The campaign includes billboards at the city’s Penn Station highlighting the leadership of the late Coretta Scott King, who in 1969 after the death of her husband helped organize Johns Hopkins and other local hospitals.

• Nursing home workers at Care One’s Woodcrest Health Care Center in New Milford, NJ, voted in the spring to join 1199SEIU. The vote united the 214 workers with their colleagues at Care One’s Somerset Valley Rehabilitation and Nursing Center who joined the Union in 2010.

The victory came in the face of a vicious anti-union campaign and the corporation’s refusal to recognize the worker’s union. 1199 members are now fighting to hold owner Daniel Straus accountable and stand up for workers’ rights and quality care at Care One facilities.

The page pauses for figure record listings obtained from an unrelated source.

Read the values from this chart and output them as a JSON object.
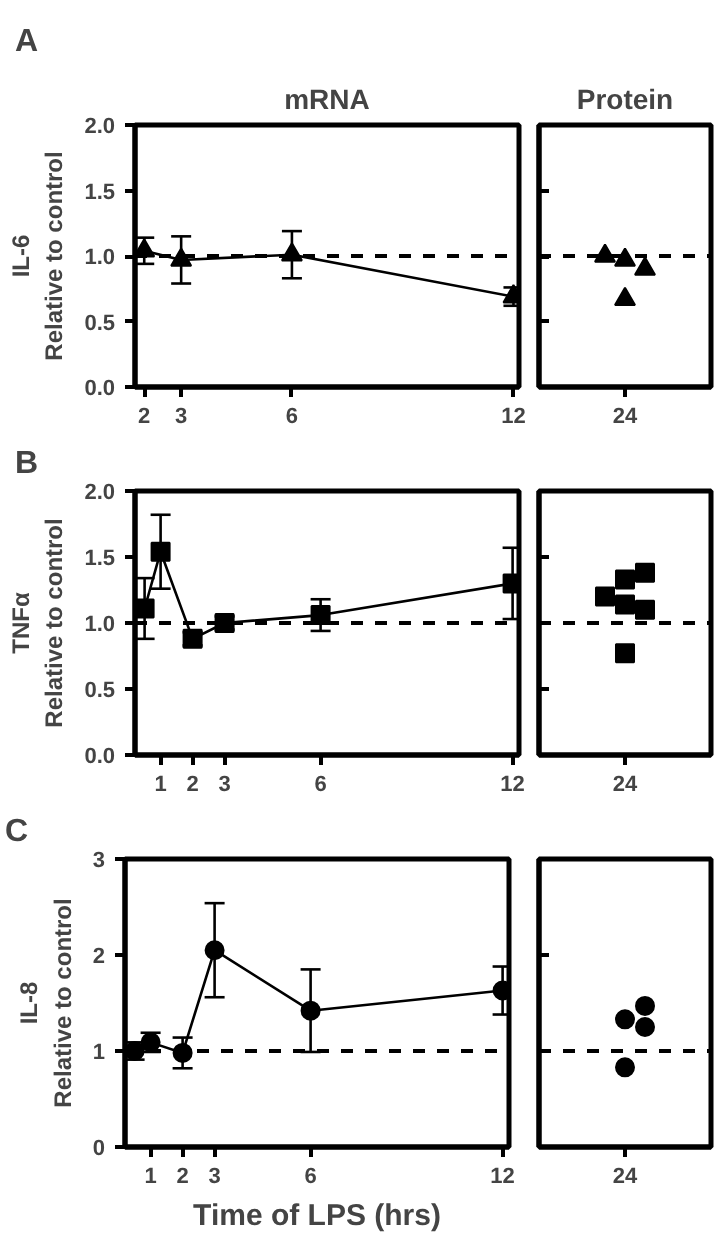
{
  "chart_data": [
    {
      "type": "line",
      "title": "mRNA",
      "annotations": [
        "A"
      ],
      "ylabel": "IL-6\nRelative to control",
      "x": [
        2,
        3,
        6,
        12
      ],
      "values": [
        1.04,
        0.97,
        1.01,
        0.69
      ],
      "errors": [
        0.1,
        0.18,
        0.18,
        0.07
      ],
      "color": "#000000",
      "marker": "triangle",
      "xlim": [
        1.75,
        12.15
      ],
      "xticks": [
        2,
        3,
        6,
        12
      ],
      "ylim": [
        0,
        2
      ],
      "yticks": [
        {
          "value": 0,
          "label": "0.0"
        },
        0.5,
        {
          "value": 1,
          "label": "1.0"
        },
        1.5,
        {
          "value": 2,
          "label": "2.0"
        }
      ],
      "ref_lines": [
        {
          "axis": "y",
          "value": 1,
          "line_style": "dashed"
        }
      ]
    },
    {
      "type": "scatter",
      "title": "Protein",
      "categories": [
        "24"
      ],
      "series": [
        {
          "x": [
            "24",
            "24",
            "24",
            "24"
          ],
          "values": [
            0.97,
            0.9,
            0.67,
            1.0
          ]
        }
      ],
      "color": "#000000",
      "marker": "triangle",
      "ylim": [
        0,
        2
      ],
      "yticks": [
        0,
        0.5,
        1,
        1.5,
        2
      ],
      "tick_labels": "x",
      "ref_lines": [
        {
          "axis": "y",
          "value": 1,
          "line_style": "dashed"
        }
      ]
    },
    {
      "type": "line",
      "annotations": [
        "B"
      ],
      "ylabel": "TNFα\nRelative to control",
      "x": [
        0.5,
        1,
        2,
        3,
        6,
        12
      ],
      "values": [
        1.11,
        1.54,
        0.88,
        1.0,
        1.06,
        1.3
      ],
      "errors": [
        0.23,
        0.28,
        0.05,
        0.05,
        0.12,
        0.27
      ],
      "color": "#000000",
      "marker": "square",
      "xlim": [
        0.2,
        12.2
      ],
      "xticks": [
        1,
        2,
        3,
        6,
        12
      ],
      "ylim": [
        0,
        2
      ],
      "yticks": [
        {
          "value": 0,
          "label": "0.0"
        },
        0.5,
        {
          "value": 1,
          "label": "1.0"
        },
        1.5,
        {
          "value": 2,
          "label": "2.0"
        }
      ],
      "ref_lines": [
        {
          "axis": "y",
          "value": 1,
          "line_style": "dashed"
        }
      ]
    },
    {
      "type": "scatter",
      "categories": [
        "24"
      ],
      "series": [
        {
          "x": [
            "24",
            "24",
            "24",
            "24",
            "24",
            "24"
          ],
          "values": [
            1.14,
            1.33,
            1.1,
            1.38,
            1.2,
            0.77
          ]
        }
      ],
      "color": "#000000",
      "marker": "square",
      "ylim": [
        0,
        2
      ],
      "yticks": [
        0,
        0.5,
        1,
        1.5,
        2
      ],
      "tick_labels": "x",
      "ref_lines": [
        {
          "axis": "y",
          "value": 1,
          "line_style": "dashed"
        }
      ]
    },
    {
      "type": "line",
      "annotations": [
        "C"
      ],
      "ylabel": "IL-8\nRelative to control",
      "xlabel": "Time of LPS (hrs)",
      "x": [
        0.5,
        1,
        2,
        3,
        6,
        12
      ],
      "values": [
        1.0,
        1.09,
        0.98,
        2.05,
        1.42,
        1.63
      ],
      "errors": [
        0.09,
        0.1,
        0.16,
        0.49,
        0.43,
        0.25
      ],
      "color": "#000000",
      "marker": "circle",
      "xlim": [
        0.2,
        12.2
      ],
      "xticks": [
        1,
        2,
        3,
        6,
        12
      ],
      "ylim": [
        0,
        3
      ],
      "yticks": [
        0,
        1,
        2,
        3
      ],
      "ref_lines": [
        {
          "axis": "y",
          "value": 1,
          "line_style": "dashed"
        }
      ]
    },
    {
      "type": "scatter",
      "categories": [
        "24"
      ],
      "series": [
        {
          "x": [
            "24",
            "24",
            "24",
            "24"
          ],
          "values": [
            1.33,
            1.25,
            0.83,
            1.47
          ]
        }
      ],
      "color": "#000000",
      "marker": "circle",
      "ylim": [
        0,
        3
      ],
      "yticks": [
        0,
        1,
        2,
        3
      ],
      "tick_labels": "x",
      "ref_lines": [
        {
          "axis": "y",
          "value": 1,
          "line_style": "dashed"
        }
      ]
    }
  ]
}
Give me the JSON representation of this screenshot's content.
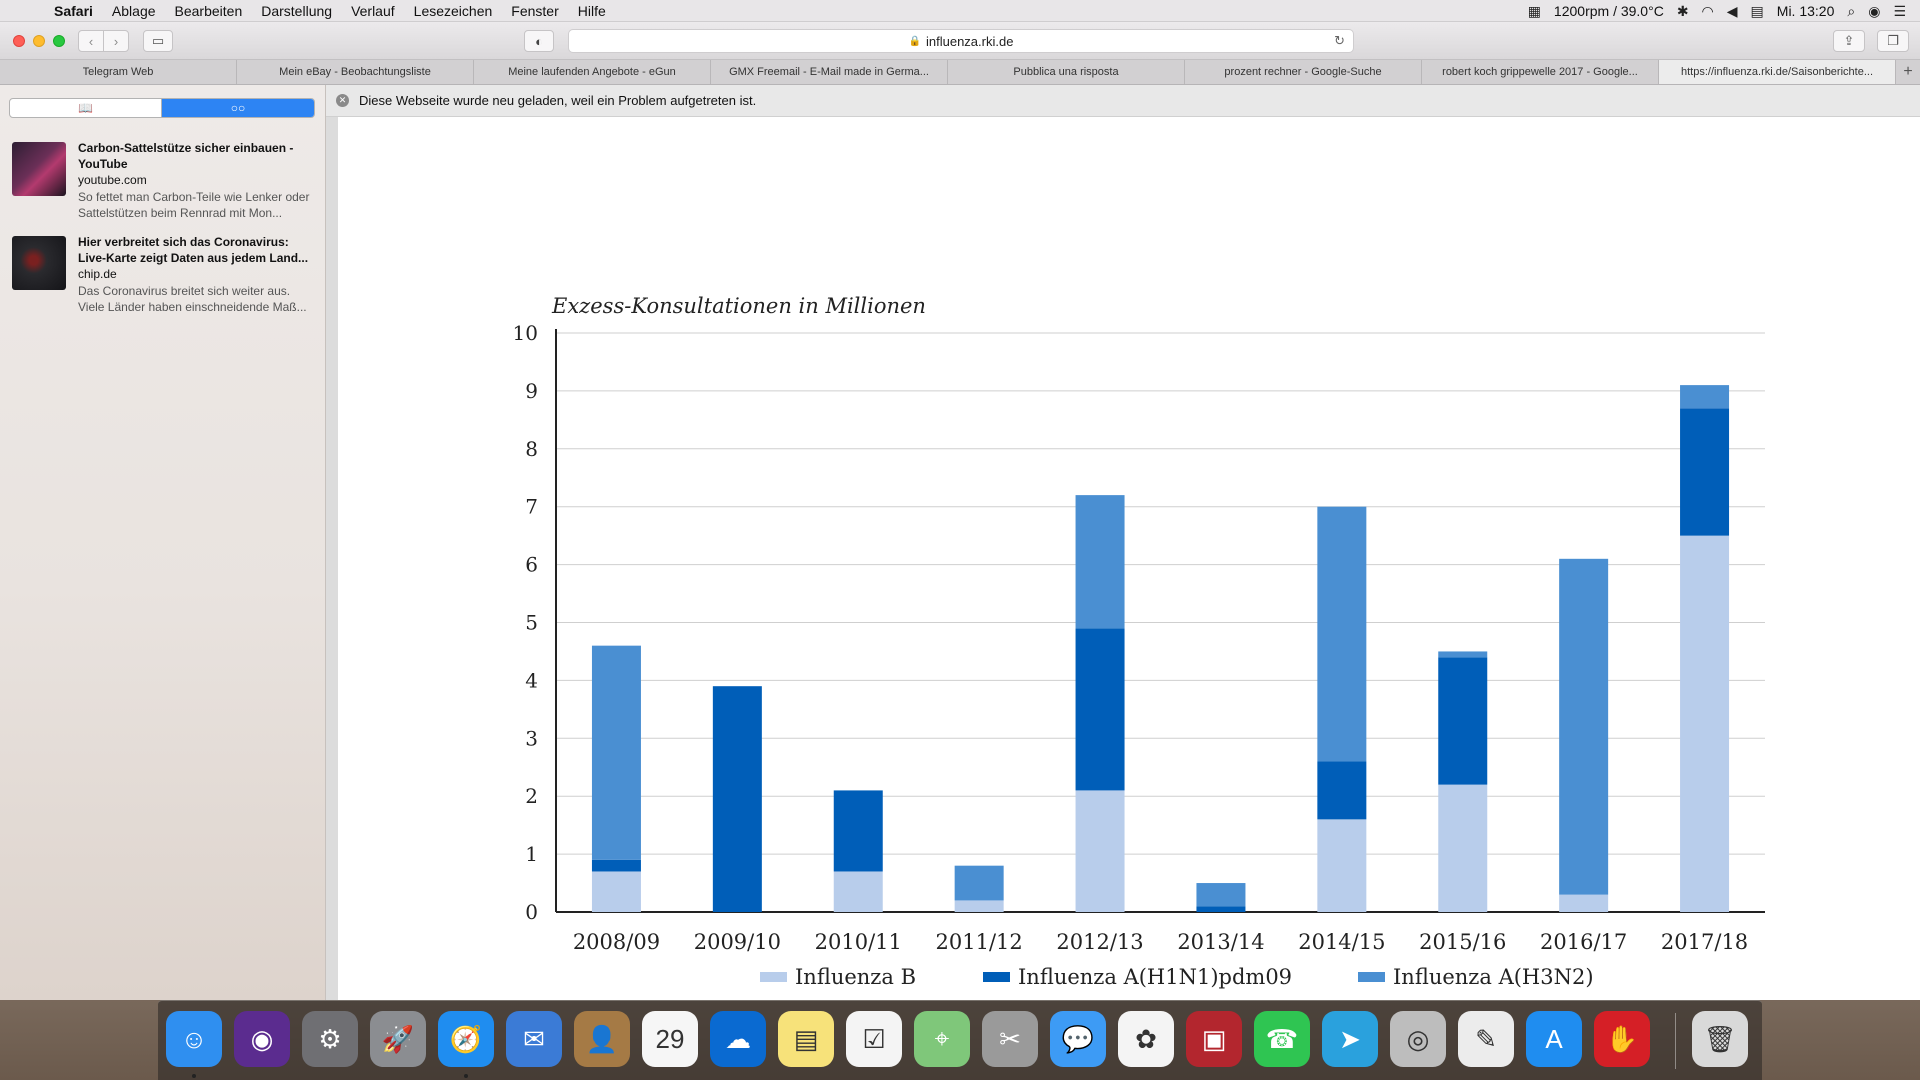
{
  "menubar": {
    "apple": "",
    "app": "Safari",
    "items": [
      "Ablage",
      "Bearbeiten",
      "Darstellung",
      "Verlauf",
      "Lesezeichen",
      "Fenster",
      "Hilfe"
    ],
    "status_text": "1200rpm / 39.0°C",
    "clock": "Mi. 13:20"
  },
  "toolbar": {
    "url": "influenza.rki.de",
    "back_icon": "‹",
    "forward_icon": "›",
    "sidebar_icon": "▭",
    "privacy_icon": "◐",
    "reload_icon": "↻",
    "share_icon": "⇪",
    "tabs_icon": "❐"
  },
  "tabs": [
    "Telegram Web",
    "Mein eBay - Beobachtungsliste",
    "Meine laufenden Angebote - eGun",
    "GMX Freemail - E-Mail made in Germa...",
    "Pubblica una risposta",
    "prozent rechner - Google-Suche",
    "robert koch grippewelle 2017 - Google...",
    "https://influenza.rki.de/Saisonberichte..."
  ],
  "sidebar": {
    "reading_list": [
      {
        "title": "Carbon-Sattelstütze sicher einbauen - YouTube",
        "domain": "youtube.com",
        "desc": "So fettet man Carbon-Teile wie Lenker oder Sattelstützen beim Rennrad mit Mon..."
      },
      {
        "title": "Hier verbreitet sich das Coronavirus: Live-Karte zeigt Daten aus jedem Land...",
        "domain": "chip.de",
        "desc": "Das Coronavirus breitet sich weiter aus. Viele Länder haben einschneidende Maß..."
      }
    ]
  },
  "banner": {
    "text": "Diese Webseite wurde neu geladen, weil ein Problem aufgetreten ist."
  },
  "chart_data": {
    "type": "bar",
    "stacked": true,
    "title": "Exzess-Konsultationen in Millionen",
    "categories": [
      "2008/09",
      "2009/10",
      "2010/11",
      "2011/12",
      "2012/13",
      "2013/14",
      "2014/15",
      "2015/16",
      "2016/17",
      "2017/18"
    ],
    "series": [
      {
        "name": "Influenza B",
        "color": "#b8cdeb",
        "values": [
          0.7,
          0,
          0.7,
          0.2,
          2.1,
          0,
          1.6,
          2.2,
          0.3,
          6.5
        ]
      },
      {
        "name": "Influenza A(H1N1)pdm09",
        "color": "#005eb8",
        "values": [
          0.2,
          3.9,
          1.4,
          0,
          2.8,
          0.1,
          1.0,
          2.2,
          0,
          2.2
        ]
      },
      {
        "name": "Influenza A(H3N2)",
        "color": "#4a8fd2",
        "values": [
          3.7,
          0,
          0,
          0.6,
          2.3,
          0.4,
          4.4,
          0.1,
          5.8,
          0.4
        ]
      }
    ],
    "ylim": [
      0,
      10
    ],
    "yticks": [
      "0",
      "1",
      "2",
      "3",
      "4",
      "5",
      "6",
      "7",
      "8",
      "9",
      "10"
    ],
    "grid": true,
    "legend_position": "bottom"
  },
  "dock": {
    "apps": [
      {
        "name": "finder-icon",
        "glyph": "☺",
        "color": "#2f8ff0",
        "running": true
      },
      {
        "name": "siri-icon",
        "glyph": "◉",
        "color": "#5b2c8f",
        "running": false
      },
      {
        "name": "system-preferences-icon",
        "glyph": "⚙",
        "color": "#6f6f73",
        "running": false
      },
      {
        "name": "launchpad-icon",
        "glyph": "🚀",
        "color": "#8b8d91",
        "running": false
      },
      {
        "name": "safari-icon",
        "glyph": "🧭",
        "color": "#1f8df0",
        "running": true
      },
      {
        "name": "mail-icon",
        "glyph": "✉",
        "color": "#3b7bd6",
        "running": false
      },
      {
        "name": "contacts-icon",
        "glyph": "👤",
        "color": "#a57a45",
        "running": false
      },
      {
        "name": "calendar-icon",
        "glyph": "29",
        "color": "#f6f6f6",
        "running": false
      },
      {
        "name": "openoffice-icon",
        "glyph": "☁",
        "color": "#0a6ad1",
        "running": false
      },
      {
        "name": "notes-icon",
        "glyph": "▤",
        "color": "#f7e27a",
        "running": false
      },
      {
        "name": "reminders-icon",
        "glyph": "☑",
        "color": "#f4f4f4",
        "running": false
      },
      {
        "name": "maps-icon",
        "glyph": "⌖",
        "color": "#7fc77a",
        "running": false
      },
      {
        "name": "screenshot-icon",
        "glyph": "✂",
        "color": "#9a9a9a",
        "running": false
      },
      {
        "name": "messages-icon",
        "glyph": "💬",
        "color": "#3d9bf5",
        "running": false
      },
      {
        "name": "photos-icon",
        "glyph": "✿",
        "color": "#f4f4f4",
        "running": false
      },
      {
        "name": "photo-booth-icon",
        "glyph": "▣",
        "color": "#b3262e",
        "running": false
      },
      {
        "name": "facetime-icon",
        "glyph": "☎",
        "color": "#2fc552",
        "running": false
      },
      {
        "name": "telegram-icon",
        "glyph": "➤",
        "color": "#2aa1dd",
        "running": false
      },
      {
        "name": "dvd-player-icon",
        "glyph": "◎",
        "color": "#bdbdbd",
        "running": false
      },
      {
        "name": "textedit-icon",
        "glyph": "✎",
        "color": "#ececec",
        "running": false
      },
      {
        "name": "app-store-icon",
        "glyph": "A",
        "color": "#1f8df0",
        "running": false
      },
      {
        "name": "adblock-icon",
        "glyph": "✋",
        "color": "#d51f26",
        "running": false
      }
    ],
    "trash": {
      "name": "trash-icon",
      "glyph": "🗑",
      "color": "#d9d9d9"
    }
  }
}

• New York healthcare workers also joined 1199SEIU, including New York City hospital and clinic workers; and nursing home workers in Westchester, the Mid-Hudson Valley and upstate New York.

• Close to 500 workers at Morton Hospital in Taunton, MA also voted by 94 percent to join 1199 brought in close to 500 members. Some 94 percent of the workers voted yes. “In this tough economy, we need protection,” said Victoria Pereia, Morton Hospital lab tech, prior to the vote. Other members cited job security, health insurance, pay and a voice on the job.